A majority of voters, 52 percent, say allegations about the way Trump treats women make them less likely to vote for him, including a fifth of Republican likely voters. And within that group, only about a third say they will vote for him, with about a third supporting Clinton and the remainder supporting third party candidates.

That may help explain why just 79 percent of Republican in the poll said they’re supporting Trump compared with 90 percent of Democrats supporting Clinton. Trump needs to close that gap to have any shot at victory.

Trump has tried to equate the accusations against him with charges of infidelity and sexual assault leveled for years against his rival’s husband, former President Bill Clinton. Trump has paraded the former president’s accusers before the cameras and accused Hillary Clinton of undermining her husband’s accusers.

The poll shows a majority of voters don’t buy Trump’s attempt at equivalence. Six in 10 say the allegations against the Clintons have no impact on their vote. That’s despite the fact that 63 percent think Hillary Clinton has probably threatened or undermined women who have accused her husband of sexual misconduct.

“The vote will be about Hillary Clinton, not her husband,” said Ryan Otteson, 33, of Salt Lake City, who’s voting for a third-party candidate, conservative independent Evan McMullin.

Valori Waggoner, a 26-year-old from Belton, Texas, said she believes Hillary Clinton probably did intimidate her husband’s accusers, but she said it makes no difference to how Waggoner is voting.

Waggoner was not going to vote for Clinton anyway, because as a doctor, Waggoner said she sees firsthand the inefficiency of the national health care plan that Clinton supports. But the alleged wrongdoing by Trump made her less likely to vote for the Republican. Instead, she’s backing Libertarian Gary Johnson.

The degree of alleged wrongdoing by the Republican and Democratic presidential candidates, Waggoner said, “are not equal.”

Most likely voters in the poll say they think Trump has little to no respect for women, with female voters especially likely to say he has none at all.
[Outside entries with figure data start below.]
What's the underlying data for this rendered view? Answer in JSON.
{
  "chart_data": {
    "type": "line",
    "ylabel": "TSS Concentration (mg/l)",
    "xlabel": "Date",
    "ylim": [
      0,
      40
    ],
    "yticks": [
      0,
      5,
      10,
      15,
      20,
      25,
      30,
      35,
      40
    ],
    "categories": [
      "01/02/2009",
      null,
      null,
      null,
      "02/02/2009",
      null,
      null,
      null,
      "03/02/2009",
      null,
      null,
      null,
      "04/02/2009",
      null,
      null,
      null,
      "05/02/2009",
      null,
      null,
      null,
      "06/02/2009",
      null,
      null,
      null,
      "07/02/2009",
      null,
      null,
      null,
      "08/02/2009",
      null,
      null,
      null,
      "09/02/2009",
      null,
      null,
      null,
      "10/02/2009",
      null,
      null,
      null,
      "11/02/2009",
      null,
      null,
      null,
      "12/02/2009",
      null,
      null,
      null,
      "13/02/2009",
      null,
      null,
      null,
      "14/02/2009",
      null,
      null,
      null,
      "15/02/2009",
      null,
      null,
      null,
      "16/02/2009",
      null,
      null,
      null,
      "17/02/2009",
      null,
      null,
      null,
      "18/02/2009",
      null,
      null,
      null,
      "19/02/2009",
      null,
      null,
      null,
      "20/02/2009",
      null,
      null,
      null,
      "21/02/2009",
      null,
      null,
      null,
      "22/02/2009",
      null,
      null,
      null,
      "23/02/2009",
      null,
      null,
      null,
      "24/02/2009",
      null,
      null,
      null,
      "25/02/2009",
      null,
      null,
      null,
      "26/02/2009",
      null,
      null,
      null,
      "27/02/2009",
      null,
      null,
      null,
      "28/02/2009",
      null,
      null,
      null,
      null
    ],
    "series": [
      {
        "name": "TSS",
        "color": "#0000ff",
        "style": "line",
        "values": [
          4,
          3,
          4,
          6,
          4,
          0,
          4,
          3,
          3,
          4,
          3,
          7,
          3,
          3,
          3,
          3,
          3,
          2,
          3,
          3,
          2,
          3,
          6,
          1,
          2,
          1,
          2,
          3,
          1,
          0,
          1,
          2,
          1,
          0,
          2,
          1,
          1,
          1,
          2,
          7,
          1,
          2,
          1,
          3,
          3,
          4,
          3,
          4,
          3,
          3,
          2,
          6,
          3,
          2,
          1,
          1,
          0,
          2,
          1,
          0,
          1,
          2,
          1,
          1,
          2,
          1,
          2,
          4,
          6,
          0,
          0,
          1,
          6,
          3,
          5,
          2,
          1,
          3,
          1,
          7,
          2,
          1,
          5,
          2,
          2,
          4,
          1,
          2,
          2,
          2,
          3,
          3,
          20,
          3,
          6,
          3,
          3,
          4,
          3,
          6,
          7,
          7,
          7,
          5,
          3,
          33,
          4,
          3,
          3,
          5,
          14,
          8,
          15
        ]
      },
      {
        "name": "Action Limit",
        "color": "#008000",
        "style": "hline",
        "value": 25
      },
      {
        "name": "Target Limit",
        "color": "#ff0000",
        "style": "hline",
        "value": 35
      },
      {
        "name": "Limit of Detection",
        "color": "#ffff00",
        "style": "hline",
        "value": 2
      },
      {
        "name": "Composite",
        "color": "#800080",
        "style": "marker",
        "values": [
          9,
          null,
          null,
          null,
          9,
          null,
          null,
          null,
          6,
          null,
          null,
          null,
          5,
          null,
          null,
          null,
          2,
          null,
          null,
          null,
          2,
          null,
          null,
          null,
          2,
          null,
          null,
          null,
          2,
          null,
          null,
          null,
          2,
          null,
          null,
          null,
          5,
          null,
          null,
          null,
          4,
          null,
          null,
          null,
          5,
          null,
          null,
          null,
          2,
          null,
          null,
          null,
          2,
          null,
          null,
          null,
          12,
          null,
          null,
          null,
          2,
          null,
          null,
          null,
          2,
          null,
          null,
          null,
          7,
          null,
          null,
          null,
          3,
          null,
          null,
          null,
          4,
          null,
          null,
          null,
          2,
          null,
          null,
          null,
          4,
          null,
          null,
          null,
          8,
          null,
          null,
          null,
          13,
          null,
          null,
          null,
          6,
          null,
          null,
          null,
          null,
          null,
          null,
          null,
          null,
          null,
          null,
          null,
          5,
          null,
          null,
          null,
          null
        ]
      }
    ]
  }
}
Clinton leads female likely voters by a 22 point margin in the poll, and even has a slight 5 point lead among men. In September’s AP-GfK poll, Clinton led women by a 17 point margin and trailed slightly by 6 points among men.

___

The AP-GfK Poll of 1,546 adults, including 1,212 likely voters, was conducted online Oct. 20-24, using a sample drawn from GfK’s probability-based KnowledgePanel, which is designed to be representative of the U.S. population. The margin of sampling error for all respondents is plus or minus 2.75 percentage points, and for likely voters is plus or minus 3.1 percentage points.

Respondents were first selected randomly using telephone or mail survey methods and later interviewed online. People selected for KnowledgePanel who didn’t have access to the internet were provided access for free.